What is actually done?

The initial session (once permission has been sought from your vet) consists of – Case History – symptoms, onset, history, past medical history, active examination (walk, trot, circles, sometimes ridden), passive examination starting at hoof and finishing at spine. Explanation of findings to owner and how osteopathy may help – what I can do and can’t do; prognosis; treatment plan Treatment Rehab exercise prescription and specific ridden work Guidance and advice on saddlery and dentistry

What is equine osteopathy?

Equine osteopathy is a primary care profession, focusing on the diagnosis, treatment, prevention and rehabilitation of musculoskeletal disorders, and the effects of these conditions on a horses’ general health. Using many of the diagnostic procedures applied in conventional medical assessment, equine osteopaths seek to restore the optimal functioning of the horses’ body, where possible without the use of drugs or surgery. Equine osteopathy is based on the principle that the horses’ body has the ability to heal, and equine osteopathic care focuses on strengthening the musculoskeletal systems to treat existing conditions and to prevent illness. Equine osteopaths’ patient-centred approach to health and well-being means they consider symptoms in the context of the animals full medical history, as well as their lifestyle and circumstances. This holistic approach ensures that all treatment is tailored to the individual horse. Osteopathy is a “whole body” system of manual therapy, based on unique biomechanical principles, which uses a wide range of techniques to treat musculoskeletal problems and other functional disorders of the horse’s body. Human osteopathy was developed in America in the 1870’s by a Missouri Doctor, Andrew Taylor Still, and has developed to the point where it is now widely recognised throughout the world as one of the most scientifically validated and effective “complementary” therapies. Equine osteopathy is a more recent phenomenon with equine osteopaths extending many of the techniques applicable to human osteopathy to horses.

Who should you see - osteopath, chiropractor or physio?

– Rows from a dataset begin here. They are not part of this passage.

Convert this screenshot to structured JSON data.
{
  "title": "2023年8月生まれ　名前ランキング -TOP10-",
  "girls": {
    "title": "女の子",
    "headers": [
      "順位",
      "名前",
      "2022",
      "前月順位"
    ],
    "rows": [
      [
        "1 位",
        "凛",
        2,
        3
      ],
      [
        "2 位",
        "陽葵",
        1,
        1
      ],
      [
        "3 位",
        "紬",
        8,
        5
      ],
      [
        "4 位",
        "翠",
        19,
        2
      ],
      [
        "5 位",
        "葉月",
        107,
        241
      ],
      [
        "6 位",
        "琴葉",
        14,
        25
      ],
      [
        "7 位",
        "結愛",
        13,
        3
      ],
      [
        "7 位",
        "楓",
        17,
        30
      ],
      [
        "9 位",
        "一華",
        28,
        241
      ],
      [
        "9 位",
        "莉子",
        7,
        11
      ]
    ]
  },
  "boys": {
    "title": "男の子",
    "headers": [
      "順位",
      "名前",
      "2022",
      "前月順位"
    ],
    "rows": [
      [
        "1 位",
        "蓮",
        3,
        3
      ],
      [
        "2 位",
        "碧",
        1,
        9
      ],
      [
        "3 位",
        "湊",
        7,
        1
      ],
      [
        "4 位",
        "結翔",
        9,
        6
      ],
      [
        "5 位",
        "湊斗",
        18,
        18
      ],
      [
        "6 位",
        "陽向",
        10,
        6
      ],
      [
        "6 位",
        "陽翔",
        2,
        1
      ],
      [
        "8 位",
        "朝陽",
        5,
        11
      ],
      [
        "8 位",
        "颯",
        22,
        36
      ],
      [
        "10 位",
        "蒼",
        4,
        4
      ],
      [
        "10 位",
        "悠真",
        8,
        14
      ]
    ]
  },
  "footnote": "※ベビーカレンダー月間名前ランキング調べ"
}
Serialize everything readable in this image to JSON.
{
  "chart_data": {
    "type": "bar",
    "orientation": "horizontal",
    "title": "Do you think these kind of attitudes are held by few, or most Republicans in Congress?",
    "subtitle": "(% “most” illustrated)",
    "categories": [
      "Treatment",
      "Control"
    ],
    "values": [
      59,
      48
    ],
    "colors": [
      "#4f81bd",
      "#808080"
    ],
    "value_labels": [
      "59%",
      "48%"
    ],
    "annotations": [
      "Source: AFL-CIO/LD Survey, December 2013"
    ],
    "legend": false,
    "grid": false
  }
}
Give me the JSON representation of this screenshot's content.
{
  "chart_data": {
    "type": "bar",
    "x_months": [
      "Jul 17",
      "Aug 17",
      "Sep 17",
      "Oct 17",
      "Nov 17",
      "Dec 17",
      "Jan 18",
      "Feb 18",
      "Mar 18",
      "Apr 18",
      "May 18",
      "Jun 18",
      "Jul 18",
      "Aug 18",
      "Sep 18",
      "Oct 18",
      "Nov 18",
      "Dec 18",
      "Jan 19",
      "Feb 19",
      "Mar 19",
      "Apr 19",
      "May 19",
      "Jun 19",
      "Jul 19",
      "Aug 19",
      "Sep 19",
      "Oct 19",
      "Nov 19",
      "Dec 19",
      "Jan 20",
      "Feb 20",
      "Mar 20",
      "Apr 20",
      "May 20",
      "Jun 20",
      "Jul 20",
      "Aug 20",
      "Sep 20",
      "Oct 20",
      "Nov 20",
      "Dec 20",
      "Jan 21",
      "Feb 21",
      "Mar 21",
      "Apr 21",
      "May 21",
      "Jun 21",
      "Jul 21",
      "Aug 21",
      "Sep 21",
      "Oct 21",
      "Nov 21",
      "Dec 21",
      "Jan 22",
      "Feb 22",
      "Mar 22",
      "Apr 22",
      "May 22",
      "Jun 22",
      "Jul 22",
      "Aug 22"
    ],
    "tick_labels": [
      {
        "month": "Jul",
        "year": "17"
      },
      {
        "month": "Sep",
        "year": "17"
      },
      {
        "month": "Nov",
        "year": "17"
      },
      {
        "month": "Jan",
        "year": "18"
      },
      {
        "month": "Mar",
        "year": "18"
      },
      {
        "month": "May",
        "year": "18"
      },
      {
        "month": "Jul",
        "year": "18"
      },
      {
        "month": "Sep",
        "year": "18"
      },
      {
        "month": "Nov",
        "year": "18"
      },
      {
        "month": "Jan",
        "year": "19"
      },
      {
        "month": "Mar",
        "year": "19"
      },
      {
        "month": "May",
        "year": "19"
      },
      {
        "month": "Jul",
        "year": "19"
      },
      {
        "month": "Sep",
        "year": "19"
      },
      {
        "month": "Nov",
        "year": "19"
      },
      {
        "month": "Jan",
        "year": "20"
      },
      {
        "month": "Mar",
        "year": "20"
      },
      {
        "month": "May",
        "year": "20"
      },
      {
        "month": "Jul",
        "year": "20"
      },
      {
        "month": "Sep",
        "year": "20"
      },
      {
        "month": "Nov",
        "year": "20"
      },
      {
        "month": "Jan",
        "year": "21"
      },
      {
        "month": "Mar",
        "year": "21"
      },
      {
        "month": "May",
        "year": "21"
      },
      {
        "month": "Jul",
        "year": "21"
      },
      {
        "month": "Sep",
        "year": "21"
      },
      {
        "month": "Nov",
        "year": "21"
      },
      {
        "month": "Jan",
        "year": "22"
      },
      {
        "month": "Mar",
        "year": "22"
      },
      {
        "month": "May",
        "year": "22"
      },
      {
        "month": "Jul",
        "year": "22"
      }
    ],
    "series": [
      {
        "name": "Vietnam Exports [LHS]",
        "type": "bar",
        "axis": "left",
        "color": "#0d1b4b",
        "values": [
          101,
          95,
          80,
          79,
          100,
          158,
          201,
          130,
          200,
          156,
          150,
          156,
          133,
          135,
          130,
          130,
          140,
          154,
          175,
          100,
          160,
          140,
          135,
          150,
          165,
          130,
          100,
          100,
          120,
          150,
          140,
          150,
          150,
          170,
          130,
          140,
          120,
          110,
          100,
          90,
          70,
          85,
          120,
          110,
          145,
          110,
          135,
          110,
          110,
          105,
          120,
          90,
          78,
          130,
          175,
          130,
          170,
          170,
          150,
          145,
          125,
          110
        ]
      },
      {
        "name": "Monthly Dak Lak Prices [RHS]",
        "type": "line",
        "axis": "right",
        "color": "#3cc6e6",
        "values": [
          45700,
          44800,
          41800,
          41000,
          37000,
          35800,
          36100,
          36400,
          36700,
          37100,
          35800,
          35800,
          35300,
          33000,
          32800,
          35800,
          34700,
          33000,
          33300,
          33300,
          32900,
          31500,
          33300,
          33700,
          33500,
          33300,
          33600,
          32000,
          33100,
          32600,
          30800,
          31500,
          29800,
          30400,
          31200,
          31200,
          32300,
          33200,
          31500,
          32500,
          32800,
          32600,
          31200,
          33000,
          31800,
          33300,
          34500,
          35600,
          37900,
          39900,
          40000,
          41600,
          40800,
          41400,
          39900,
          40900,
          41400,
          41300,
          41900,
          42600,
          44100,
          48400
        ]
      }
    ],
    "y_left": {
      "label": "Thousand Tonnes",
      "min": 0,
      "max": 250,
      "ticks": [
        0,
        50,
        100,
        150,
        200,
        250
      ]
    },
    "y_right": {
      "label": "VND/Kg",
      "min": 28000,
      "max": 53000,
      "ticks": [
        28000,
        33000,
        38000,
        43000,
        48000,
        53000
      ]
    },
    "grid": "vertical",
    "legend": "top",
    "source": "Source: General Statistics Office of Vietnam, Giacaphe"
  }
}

Osteopath vs chiropractor vs physio? All three professions have an extensive knowledge of anatomy, physiology and biomechanics, yet the technique treatments and aims can be quite different. The important thing is choosing a professional registered practitioner who is right for you and your horse. The title osteopath and chiropractor and protected, meaning your practitioner has undergone normally a 4 or 5 year qualification to a minimum of BSc level and also works in human practice. There is a register to confirm this at the General Osteopathic Council, www.osteopathy.org.uk or the General Chiropractic Council, www.gcc-uk.com. The term physiotherapist is protected within the human field but in the animal world anyone can call themselves a veterinary physiotherapist. Therefore it’s best to check the Association of Chartered Physiotherapists in Animal Therapy, www.acpat.org. Osteopathy is a specialist manual therapy using advanced palpation skills in conjunction with soft tissue techniques, joint articulation and manipulation to relieve pain, improve performance and recovery time after injury and is non-invasive. The horse is treated holistically, rather than as a condition and each treatment is personalised to each horse. Chiropractic is centred mainly on alignment of the spine, little soft tissue techniques are used but mainly manipulation. Physiotherapists are excellent at restoring and maintaining mobility, particularly following trauma or surgical procedure. This in association with osteopathy works very well.